Twitter Data Case Dispute between European Union privacy regulators, causing delay in the progress of the most advanced cross-border privacy case involving a U.S. tech company under the GDPR.
The Twitter data case dispute, disclosed in a statement from Ireland’s Data Protection Commission, is one of the first major tests for enforcement of the GDPR. This has raised concern over other possible disagreements and delays in nearly two dozen other investigations into Facebook, Google, and other U.S. tech companies. This particular case concerns a security hole that Twitter claimed to have fixed in January 2019, which exposed the private tweets of some users, over a period of over four years.
This Twitter case dispute will be an early indication of how similar situations of power sharing among EU regulators.
The outcome of this Twitter case will be an early indication of how the EU’s power-sharing system among regulators will work in practice. Because Twitter has regional headquarters in Ireland, the investigation is led by Ireland’s data commission. However, cases can be objected to, by regulators in any of the 26 other EU countries involved. Under the GDPR, in cases that involve multiple countries, the lead regulator (in this case Ireland’s data commission), sends its draft decision to counterparts. They then have four weeks to submit objections, then there is additional time left to approve revisions based on those objections. Any disagreements the regulators can’t resolve can be referred to the European Data Protection Board, which decides by way of a vote. Once the board approves a decision, the lead regulator will inform the company of that decision within a month.
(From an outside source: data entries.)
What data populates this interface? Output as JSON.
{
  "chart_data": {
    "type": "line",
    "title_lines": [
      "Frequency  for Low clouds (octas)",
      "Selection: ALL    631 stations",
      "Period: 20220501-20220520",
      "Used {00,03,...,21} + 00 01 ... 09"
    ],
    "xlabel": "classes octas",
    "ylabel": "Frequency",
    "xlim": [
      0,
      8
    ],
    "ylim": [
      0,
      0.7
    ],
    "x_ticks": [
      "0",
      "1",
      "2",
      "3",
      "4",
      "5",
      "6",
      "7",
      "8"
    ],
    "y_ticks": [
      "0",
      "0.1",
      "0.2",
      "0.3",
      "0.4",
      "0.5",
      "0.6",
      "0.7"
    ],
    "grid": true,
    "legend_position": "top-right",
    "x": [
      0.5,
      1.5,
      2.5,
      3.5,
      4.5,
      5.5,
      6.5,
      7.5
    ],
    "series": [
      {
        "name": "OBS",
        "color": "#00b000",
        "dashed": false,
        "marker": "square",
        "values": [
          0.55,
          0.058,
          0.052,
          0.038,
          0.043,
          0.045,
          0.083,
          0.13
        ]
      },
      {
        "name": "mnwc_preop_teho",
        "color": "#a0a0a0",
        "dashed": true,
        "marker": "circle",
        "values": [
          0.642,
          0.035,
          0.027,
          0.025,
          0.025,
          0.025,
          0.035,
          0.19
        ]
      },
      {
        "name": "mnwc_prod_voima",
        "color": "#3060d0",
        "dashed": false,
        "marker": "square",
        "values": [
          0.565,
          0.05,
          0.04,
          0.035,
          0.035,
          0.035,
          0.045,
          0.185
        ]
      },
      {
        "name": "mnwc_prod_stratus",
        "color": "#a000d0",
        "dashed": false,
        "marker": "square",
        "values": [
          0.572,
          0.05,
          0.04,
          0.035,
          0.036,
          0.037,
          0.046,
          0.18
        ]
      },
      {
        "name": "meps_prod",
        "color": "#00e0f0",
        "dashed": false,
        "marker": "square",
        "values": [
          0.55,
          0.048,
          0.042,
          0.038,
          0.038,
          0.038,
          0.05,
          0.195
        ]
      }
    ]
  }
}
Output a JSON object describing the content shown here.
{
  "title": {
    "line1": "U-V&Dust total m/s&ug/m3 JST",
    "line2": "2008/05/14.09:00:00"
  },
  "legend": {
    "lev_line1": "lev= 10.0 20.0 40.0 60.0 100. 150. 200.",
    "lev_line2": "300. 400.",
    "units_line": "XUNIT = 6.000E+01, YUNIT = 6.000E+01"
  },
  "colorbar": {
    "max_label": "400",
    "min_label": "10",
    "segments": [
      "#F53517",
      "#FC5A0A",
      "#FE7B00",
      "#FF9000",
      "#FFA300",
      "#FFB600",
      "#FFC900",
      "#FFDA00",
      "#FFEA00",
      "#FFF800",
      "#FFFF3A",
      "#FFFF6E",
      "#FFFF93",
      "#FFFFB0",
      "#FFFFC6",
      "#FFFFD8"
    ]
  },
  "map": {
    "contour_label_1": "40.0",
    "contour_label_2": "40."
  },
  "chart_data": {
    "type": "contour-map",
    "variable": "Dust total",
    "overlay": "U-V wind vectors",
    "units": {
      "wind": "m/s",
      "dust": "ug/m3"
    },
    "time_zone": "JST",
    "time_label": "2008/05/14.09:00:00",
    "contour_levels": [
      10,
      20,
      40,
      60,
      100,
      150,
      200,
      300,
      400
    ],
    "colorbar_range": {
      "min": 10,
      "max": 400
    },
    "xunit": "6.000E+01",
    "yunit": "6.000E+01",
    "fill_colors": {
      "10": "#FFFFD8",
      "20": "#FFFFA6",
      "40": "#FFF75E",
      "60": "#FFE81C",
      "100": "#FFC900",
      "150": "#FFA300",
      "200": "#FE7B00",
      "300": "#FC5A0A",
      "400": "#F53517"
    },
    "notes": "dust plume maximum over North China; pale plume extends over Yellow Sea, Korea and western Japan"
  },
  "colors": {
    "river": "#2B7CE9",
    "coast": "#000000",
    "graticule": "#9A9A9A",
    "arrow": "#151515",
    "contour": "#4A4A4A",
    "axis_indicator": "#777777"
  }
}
The voting process can take from a month to two, or two and a half months, depending on whether extensions are granted.
After consultations, with other EU authorities, there remained a number of objections, triggering the first ever dispute resolution.
The Irish privacy regulator mentioned that it had triggered a dispute-resolution mechanism among the bloc’s privacy regulators due to a failure to resolve disagreements over its draft decision in the Twitter case. This is the first time that process has been triggered. Ireland’s data commission forwarded a draft decision to its counterparts for comments in May.
The commission engaged in consultations with other regulators to resolve their complaints. Graham Doyle, a deputy commissioner said that despite the consultation, a number of objections remained and the matter has now been referred to the European Data Protection Board, by the Data Protection Commission.
Under the GDPR, companies can be charged a sliding scale up to 2% of their annual revenue, considering various factors for this type of violation.
Ireland’s data commission said that the focus of this case is on whether Twitter met its obligation for a timely notification of the data breach. Under the GDPR, regulators can fine companies up to 2% of their world-wide annual revenue for failing to notify them of a data breach within 72 hours. This could amount to up to $69 million, based on Twitter’s 2019 revenue. However, this legislation also directs regulators to take into account the gravity and duration of the violation, the type of personal information involved, and also other factors, like whether the violation was intentional or not. This opens up lots of room for disagreement between regulators on how much should be charged for violations.